Rolling Stone on Tsarnaev: We must examine the complexities since he's in the same age group as many of our readers

As someone joked on Twitter: Dzhokhar Tsarnaev is in his sixties?

Our hearts go out to the victims of the Boston Marathon bombing, and our thoughts are always with them and their families. The cover story we are publishing this week falls within the traditions of journalism and Rolling Stone’s long-standing commitment to serious and thoughtful coverage of the most important political and cultural issues of our day. The fact that Dzhokhar Tsarnaev is young, and in the same age group as many of our readers, makes it all the more important for us to examine the complexities of this issue and gain a more complete understanding of how a tragedy like this happens. –THE EDITORS

Boston Mayor Tom Menino released this earlier:


Using Tsarnaev’s teen-dream selfie instead of something less flattering was in terribly bad taste, but look — they call him a “monster” right there on the cover, which is why the “Jaharem” is so irritated with RS too. I haven’t read the cover story yet but I’m not seeing any outrage about it on social media. it appears to be a fairly standard “how did the homegrown jihadi become a jihadi?” investigative piece of the sort that the NYT and Boston Globe were running after he was captured. In fact, Erik Wemple notes that this very same photo appeared on page one of the Times back in early May without making a blip on the public radar. Why the ferocious pushback against Rolling Stone, then? Says Wemple:

It’s utterly inscrutable and unpredictable. Timing, presentation, mood, photo-cropping, differing perceptions of the role of these two publications — they all play a role in explaining why today we have a baseless explosion of public outrage and had very little reaction back in May.

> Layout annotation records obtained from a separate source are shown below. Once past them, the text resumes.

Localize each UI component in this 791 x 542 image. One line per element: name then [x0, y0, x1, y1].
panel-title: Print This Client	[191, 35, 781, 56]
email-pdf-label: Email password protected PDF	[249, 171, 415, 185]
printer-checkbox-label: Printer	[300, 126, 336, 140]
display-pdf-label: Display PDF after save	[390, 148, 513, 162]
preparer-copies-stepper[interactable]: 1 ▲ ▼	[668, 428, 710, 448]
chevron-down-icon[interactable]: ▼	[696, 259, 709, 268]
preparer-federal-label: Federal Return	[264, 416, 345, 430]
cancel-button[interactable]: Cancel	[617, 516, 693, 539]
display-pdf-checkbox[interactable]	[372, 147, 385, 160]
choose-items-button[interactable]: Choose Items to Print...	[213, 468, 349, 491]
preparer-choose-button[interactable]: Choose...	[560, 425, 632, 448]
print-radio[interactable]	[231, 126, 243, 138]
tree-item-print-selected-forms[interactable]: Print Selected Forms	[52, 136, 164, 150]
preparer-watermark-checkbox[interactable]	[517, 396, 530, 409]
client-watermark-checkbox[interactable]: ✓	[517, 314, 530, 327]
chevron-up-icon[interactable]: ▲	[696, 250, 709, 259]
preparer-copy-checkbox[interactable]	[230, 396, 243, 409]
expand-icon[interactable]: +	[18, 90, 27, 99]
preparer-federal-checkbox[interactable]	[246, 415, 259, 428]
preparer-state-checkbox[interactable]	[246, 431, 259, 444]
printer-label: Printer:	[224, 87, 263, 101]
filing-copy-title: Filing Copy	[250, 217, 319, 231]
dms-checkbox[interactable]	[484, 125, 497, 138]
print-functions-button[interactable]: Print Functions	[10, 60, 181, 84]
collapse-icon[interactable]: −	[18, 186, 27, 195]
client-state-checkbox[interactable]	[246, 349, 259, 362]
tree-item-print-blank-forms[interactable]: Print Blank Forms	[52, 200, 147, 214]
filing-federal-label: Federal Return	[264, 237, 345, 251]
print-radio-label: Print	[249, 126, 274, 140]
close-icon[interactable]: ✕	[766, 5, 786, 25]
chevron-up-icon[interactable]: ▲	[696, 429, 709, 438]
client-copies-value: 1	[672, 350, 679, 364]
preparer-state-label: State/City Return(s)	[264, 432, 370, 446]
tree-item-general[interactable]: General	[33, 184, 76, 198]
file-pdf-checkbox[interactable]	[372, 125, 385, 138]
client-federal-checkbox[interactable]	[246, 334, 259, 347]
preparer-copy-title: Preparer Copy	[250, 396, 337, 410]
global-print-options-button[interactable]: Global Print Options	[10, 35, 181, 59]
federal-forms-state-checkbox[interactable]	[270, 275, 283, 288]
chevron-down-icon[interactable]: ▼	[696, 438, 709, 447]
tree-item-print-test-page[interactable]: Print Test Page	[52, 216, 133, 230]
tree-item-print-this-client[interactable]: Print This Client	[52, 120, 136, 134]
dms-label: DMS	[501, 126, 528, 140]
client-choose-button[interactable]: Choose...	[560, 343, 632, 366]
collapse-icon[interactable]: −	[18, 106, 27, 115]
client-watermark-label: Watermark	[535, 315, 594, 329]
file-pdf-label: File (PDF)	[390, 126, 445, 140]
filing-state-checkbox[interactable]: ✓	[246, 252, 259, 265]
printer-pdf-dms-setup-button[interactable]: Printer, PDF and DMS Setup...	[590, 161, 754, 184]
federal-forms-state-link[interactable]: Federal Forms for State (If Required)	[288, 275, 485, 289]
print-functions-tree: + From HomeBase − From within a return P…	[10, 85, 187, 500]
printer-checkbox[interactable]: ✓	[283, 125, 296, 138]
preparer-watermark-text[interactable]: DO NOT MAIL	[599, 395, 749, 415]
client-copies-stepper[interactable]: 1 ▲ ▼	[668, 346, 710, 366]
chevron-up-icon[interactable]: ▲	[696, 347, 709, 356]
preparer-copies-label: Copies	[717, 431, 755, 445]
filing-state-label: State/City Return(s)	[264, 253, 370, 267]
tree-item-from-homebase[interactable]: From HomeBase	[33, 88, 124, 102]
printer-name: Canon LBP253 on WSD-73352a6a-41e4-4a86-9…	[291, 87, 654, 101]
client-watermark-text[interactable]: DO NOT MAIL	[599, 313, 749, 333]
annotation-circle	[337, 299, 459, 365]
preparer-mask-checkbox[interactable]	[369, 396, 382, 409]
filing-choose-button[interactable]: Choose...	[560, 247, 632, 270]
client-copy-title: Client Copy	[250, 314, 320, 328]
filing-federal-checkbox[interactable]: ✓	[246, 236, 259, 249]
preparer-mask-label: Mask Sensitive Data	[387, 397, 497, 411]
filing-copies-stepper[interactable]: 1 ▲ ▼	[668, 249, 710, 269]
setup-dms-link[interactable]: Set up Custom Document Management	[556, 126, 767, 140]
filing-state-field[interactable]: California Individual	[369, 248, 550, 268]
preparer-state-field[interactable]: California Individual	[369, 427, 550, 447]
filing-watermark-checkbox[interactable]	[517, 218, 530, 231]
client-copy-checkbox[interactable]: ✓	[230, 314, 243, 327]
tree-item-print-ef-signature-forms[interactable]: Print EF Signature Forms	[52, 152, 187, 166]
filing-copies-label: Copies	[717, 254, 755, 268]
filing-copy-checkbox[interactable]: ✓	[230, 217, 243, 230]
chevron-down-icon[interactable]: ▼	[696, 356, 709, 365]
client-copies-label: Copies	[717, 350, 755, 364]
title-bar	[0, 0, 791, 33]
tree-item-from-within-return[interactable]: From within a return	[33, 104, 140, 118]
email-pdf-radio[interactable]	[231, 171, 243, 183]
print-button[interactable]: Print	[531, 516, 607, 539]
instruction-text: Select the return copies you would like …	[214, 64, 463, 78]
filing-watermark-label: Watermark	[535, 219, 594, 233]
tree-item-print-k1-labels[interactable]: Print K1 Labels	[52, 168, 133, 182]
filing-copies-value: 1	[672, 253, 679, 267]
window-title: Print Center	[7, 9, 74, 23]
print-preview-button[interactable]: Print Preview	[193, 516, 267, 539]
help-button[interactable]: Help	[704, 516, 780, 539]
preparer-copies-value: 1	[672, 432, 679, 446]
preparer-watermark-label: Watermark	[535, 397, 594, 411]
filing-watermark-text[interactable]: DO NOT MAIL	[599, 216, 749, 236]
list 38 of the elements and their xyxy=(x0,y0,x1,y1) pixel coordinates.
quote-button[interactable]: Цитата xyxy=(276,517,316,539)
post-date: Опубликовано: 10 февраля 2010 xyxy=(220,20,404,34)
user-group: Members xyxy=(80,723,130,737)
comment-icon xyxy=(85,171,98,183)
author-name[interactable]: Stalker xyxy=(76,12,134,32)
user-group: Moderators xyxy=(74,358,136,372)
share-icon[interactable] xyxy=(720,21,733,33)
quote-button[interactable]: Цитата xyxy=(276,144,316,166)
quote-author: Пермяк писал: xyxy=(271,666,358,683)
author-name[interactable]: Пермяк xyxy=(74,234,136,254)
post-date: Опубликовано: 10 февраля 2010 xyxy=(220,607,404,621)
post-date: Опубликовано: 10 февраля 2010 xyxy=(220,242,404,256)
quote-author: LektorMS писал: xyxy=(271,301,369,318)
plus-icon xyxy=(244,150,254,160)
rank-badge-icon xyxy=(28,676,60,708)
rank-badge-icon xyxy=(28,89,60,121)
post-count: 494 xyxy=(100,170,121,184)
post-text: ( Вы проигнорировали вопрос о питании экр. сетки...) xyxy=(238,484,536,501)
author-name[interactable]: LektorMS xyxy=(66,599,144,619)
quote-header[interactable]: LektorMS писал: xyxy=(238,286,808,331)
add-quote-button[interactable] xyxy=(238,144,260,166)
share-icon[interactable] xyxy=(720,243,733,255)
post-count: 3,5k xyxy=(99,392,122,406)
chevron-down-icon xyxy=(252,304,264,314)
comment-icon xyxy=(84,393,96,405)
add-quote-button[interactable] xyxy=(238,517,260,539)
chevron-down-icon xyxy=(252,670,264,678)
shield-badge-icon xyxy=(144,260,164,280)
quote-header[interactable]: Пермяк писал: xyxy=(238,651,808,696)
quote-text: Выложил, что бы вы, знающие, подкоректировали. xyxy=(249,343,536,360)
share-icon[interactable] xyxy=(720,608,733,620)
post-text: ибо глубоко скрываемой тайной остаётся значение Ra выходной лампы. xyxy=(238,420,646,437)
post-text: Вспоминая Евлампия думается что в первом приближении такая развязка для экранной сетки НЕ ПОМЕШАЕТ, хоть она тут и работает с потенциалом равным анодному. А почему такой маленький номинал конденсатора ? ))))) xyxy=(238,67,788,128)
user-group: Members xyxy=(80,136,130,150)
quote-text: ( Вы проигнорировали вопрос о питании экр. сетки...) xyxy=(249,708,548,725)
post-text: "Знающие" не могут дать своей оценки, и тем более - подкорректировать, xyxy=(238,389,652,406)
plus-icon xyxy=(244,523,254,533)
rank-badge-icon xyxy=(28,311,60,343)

“Role” is the key. This is a simplification since RS does do real journalism, but the Times is essentially an organ for reporting news and Rolling Stone — or at least the cover of Rolling Stone — is essentially an organ for manufacturing pop-culture icons. Even now, with the magazine projecting a fraction of the influence it used to, landing the cover is a major benediction of celebrity status. (Ahem.) The editors must have brain damage if they didn’t realize that placing a flattering self-taken photo of this degenerate into that cultural context wouldn’t rub people the wrong way, especially with the “Free Jahar” idiots running around insisting that someone this dreamy can’t possibly be guilty. On top of that, I think maybe RS is suffering today for its own, and the wider media’s, previous sins in being a bit too flirty with radical chic. I don’t think they’re trying to glorify Tsarnaev, but I also don’t blame anyone who’s not inclined to give them the benefit of the doubt. How many thousand “root causes” apologias have you read over the past 10 years? How many stupid media tributes to transgression for transgression’s sake have you been forced to digest? If there’s an overreaction today, it may simply be an eruption of frustration from the cumulative effect of underreaction to earlier wrongs. Maybe this will make them, and other pubs, think twice about playing footsie with the more malignant elements of the counterculture going forward.